- Leagues: Super League
- Founded: 2011
- Dissolved: 2019
- History: Dublin Thunder 2011–2013 Swords Thunder 2013–2019
- Arena: ALSAA Sports Complex
- Location: Dublin Airport, Dublin
- Team colors: Red, black, white

= Swords Thunder =

Swords Thunder was an Irish basketball team based in Dublin. The team competed in the Super League and played its home games at the ALSAA Sports Complex.

==History==
===Dublin Thunder===
In 2010, Dublin Thunder Basketball Club was founded. The following year, founder member Dave Baker became the inaugural coach of club's senior men's representative team. Aligned with Dublin Business School, Baker applied for national league status, but rulings required them to have played at least one year at local level before playing in the national league. With the Dublin league being full, Dublin Thunder entered the European Friendly Basketball League (EFBL). Between July 2011 and January 2012, they went unbeaten in the EFBL. They also boasted a friendly record of 27–1, having played 28 games against four American colleges, a pro team from the Philippines and five SuperLeague teams. On 27 January 2012, Dublin Thunder won the Basketball Ireland Senior Men's National Cup with an 87–45 win over UCD Marian in the final.

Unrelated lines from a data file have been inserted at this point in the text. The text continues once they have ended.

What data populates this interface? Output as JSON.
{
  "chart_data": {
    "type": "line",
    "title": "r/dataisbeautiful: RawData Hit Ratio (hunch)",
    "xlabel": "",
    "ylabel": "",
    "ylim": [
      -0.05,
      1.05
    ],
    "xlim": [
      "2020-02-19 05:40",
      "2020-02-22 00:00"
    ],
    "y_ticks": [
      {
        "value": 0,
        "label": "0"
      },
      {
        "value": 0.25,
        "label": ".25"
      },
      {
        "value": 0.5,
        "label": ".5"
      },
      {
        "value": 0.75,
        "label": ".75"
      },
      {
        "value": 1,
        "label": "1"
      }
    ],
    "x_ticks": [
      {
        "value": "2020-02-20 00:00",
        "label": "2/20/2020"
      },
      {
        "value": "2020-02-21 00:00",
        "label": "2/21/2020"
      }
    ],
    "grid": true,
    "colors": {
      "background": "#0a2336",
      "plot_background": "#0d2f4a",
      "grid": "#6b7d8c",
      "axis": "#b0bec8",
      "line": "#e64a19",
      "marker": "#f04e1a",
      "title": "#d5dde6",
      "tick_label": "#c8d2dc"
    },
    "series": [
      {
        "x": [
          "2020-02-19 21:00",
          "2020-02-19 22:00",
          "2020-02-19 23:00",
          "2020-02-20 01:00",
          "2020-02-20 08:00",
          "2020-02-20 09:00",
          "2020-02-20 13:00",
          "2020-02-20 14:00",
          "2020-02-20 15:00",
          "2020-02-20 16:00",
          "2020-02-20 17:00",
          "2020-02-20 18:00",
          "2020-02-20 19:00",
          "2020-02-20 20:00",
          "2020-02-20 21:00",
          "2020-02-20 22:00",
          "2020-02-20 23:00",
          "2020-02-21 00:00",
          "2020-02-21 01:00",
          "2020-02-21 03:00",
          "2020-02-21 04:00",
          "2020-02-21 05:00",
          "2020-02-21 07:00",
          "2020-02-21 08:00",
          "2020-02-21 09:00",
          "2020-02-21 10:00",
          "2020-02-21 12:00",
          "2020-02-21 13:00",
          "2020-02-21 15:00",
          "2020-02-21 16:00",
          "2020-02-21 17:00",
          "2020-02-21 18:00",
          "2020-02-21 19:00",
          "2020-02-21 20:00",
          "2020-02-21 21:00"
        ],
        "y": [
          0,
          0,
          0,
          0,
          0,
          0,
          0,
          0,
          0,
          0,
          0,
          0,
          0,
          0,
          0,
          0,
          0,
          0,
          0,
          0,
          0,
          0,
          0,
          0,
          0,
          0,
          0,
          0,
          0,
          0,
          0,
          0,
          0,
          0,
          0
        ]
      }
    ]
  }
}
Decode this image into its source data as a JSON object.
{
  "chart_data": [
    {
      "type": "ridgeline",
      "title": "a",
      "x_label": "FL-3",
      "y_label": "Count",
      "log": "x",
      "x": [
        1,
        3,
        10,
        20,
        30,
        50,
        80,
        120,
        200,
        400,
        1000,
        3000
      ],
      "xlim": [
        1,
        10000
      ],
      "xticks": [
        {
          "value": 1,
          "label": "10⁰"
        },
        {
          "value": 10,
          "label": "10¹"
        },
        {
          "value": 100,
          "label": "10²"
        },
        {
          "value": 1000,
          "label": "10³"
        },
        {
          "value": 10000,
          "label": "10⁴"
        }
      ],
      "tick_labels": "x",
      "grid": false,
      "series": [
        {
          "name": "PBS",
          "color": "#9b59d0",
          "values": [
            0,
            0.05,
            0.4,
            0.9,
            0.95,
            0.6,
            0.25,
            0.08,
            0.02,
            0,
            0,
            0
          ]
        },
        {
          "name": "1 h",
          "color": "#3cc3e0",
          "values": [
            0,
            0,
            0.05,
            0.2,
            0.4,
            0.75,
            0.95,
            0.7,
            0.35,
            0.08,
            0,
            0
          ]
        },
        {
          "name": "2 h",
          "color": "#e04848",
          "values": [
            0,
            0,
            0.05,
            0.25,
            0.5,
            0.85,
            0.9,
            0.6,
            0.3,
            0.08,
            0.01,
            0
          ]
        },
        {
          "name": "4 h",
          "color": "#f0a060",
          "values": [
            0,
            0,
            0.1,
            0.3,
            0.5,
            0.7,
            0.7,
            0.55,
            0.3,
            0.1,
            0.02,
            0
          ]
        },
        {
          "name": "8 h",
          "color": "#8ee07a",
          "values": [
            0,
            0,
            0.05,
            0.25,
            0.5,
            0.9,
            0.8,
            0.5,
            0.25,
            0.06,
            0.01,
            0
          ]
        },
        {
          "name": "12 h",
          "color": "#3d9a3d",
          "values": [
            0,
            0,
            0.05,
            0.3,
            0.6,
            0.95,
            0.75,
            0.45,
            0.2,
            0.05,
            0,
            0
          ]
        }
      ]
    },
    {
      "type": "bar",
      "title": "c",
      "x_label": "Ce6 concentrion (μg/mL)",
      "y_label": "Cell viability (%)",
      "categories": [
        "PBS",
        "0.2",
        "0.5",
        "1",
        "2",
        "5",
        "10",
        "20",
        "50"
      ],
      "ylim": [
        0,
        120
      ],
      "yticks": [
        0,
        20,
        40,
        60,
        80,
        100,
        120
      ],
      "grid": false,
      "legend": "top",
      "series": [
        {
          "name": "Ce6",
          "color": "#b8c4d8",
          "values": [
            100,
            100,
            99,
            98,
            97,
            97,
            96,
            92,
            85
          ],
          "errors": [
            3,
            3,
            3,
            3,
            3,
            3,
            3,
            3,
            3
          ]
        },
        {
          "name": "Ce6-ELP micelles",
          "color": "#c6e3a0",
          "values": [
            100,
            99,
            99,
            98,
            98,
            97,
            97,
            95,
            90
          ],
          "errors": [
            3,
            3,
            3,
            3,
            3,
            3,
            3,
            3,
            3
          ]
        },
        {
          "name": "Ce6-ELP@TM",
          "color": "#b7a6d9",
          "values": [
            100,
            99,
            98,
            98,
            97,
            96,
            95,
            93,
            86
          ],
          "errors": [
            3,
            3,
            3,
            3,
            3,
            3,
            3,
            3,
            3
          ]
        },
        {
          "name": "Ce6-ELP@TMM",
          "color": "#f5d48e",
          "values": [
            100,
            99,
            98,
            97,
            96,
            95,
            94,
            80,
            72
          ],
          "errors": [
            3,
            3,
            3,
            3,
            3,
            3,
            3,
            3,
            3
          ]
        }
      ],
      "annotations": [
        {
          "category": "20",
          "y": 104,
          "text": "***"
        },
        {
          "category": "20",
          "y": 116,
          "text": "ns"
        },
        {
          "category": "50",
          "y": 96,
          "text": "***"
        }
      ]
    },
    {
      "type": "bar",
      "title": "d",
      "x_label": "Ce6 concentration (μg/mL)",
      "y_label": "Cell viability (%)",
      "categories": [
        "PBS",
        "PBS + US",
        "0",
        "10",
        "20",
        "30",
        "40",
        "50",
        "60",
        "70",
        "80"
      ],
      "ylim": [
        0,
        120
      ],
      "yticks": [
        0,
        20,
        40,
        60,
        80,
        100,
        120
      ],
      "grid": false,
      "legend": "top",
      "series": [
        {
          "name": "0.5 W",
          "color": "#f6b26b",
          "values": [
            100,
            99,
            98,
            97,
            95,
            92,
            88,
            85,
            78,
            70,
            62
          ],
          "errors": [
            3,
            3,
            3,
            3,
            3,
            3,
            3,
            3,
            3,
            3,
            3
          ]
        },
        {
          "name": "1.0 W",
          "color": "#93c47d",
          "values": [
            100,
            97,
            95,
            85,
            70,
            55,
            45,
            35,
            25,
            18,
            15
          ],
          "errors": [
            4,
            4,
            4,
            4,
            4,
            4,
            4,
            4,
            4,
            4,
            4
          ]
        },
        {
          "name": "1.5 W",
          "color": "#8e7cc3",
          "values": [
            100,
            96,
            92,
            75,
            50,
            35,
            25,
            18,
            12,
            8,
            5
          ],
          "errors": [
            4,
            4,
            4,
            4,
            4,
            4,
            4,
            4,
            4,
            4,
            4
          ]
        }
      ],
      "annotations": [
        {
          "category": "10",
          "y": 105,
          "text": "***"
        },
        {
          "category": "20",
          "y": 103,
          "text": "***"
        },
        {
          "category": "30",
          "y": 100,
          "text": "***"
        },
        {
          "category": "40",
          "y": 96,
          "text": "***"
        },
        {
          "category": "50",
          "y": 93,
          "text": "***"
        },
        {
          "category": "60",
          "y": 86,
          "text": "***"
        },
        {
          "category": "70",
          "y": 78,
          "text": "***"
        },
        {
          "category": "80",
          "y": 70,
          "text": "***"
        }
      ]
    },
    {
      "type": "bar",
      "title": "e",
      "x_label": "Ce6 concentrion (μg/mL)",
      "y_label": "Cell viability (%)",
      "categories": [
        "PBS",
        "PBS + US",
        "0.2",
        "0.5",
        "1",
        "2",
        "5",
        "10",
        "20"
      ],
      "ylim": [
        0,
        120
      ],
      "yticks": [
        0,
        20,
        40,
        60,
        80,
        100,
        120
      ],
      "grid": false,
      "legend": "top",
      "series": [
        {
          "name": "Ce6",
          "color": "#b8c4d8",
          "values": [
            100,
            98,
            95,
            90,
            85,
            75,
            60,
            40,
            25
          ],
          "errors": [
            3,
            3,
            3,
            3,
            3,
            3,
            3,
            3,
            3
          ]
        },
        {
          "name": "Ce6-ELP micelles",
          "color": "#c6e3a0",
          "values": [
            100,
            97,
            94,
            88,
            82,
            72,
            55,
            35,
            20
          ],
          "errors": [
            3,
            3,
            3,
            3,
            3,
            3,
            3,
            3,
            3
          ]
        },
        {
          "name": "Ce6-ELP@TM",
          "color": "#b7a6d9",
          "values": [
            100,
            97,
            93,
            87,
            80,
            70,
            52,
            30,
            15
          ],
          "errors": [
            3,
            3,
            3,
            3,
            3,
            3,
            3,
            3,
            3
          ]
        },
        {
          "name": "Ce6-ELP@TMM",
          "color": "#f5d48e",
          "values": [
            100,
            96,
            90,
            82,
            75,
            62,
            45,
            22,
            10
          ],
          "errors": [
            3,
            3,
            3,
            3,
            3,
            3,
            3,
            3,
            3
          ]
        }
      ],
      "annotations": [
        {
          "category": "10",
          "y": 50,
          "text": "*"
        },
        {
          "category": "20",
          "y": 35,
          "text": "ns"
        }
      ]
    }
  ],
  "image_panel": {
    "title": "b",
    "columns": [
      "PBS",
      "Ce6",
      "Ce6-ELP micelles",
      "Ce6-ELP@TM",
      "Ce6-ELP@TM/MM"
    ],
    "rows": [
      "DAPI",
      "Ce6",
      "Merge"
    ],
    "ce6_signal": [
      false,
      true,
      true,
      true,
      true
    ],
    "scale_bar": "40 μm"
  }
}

For the 2012–13 season, Thunder entered the National League Division 1.

===Swords Thunder===
For the 2013–14 season, the team was renamed Swords Thunder after Dublin Thunder Basketball Club linked with Swords Basketball Club. They went on to finish runners-up in the National League Division 1 while securing the Three Nations Cup title in Lecce, Italy.

For the 2014–15 season, Swords Thunder entered the Premier League and finished as regular season runners-up.

In the 2015–16 season, Thunder made their maiden final appearance in the Hula Hoops Men's National Cup, where they lost 78–75 to Templeogue.

In the 2016–17 season, Thunder won the Hula Hoops Men's National Cup with a 72–51 victory over Killester in the final. They also finished as regular season runners-up for the second time in three years.

In February 2019, Swords Thunder disbanded and withdrew from the Super League midway through the 2018–19 season. The team began the season relatively well and were in third spot in November, but after founder and coach Dave Baker began suffering with health problems, the team started to fall apart and its relationship with main sponsor Griffith College began to weaken.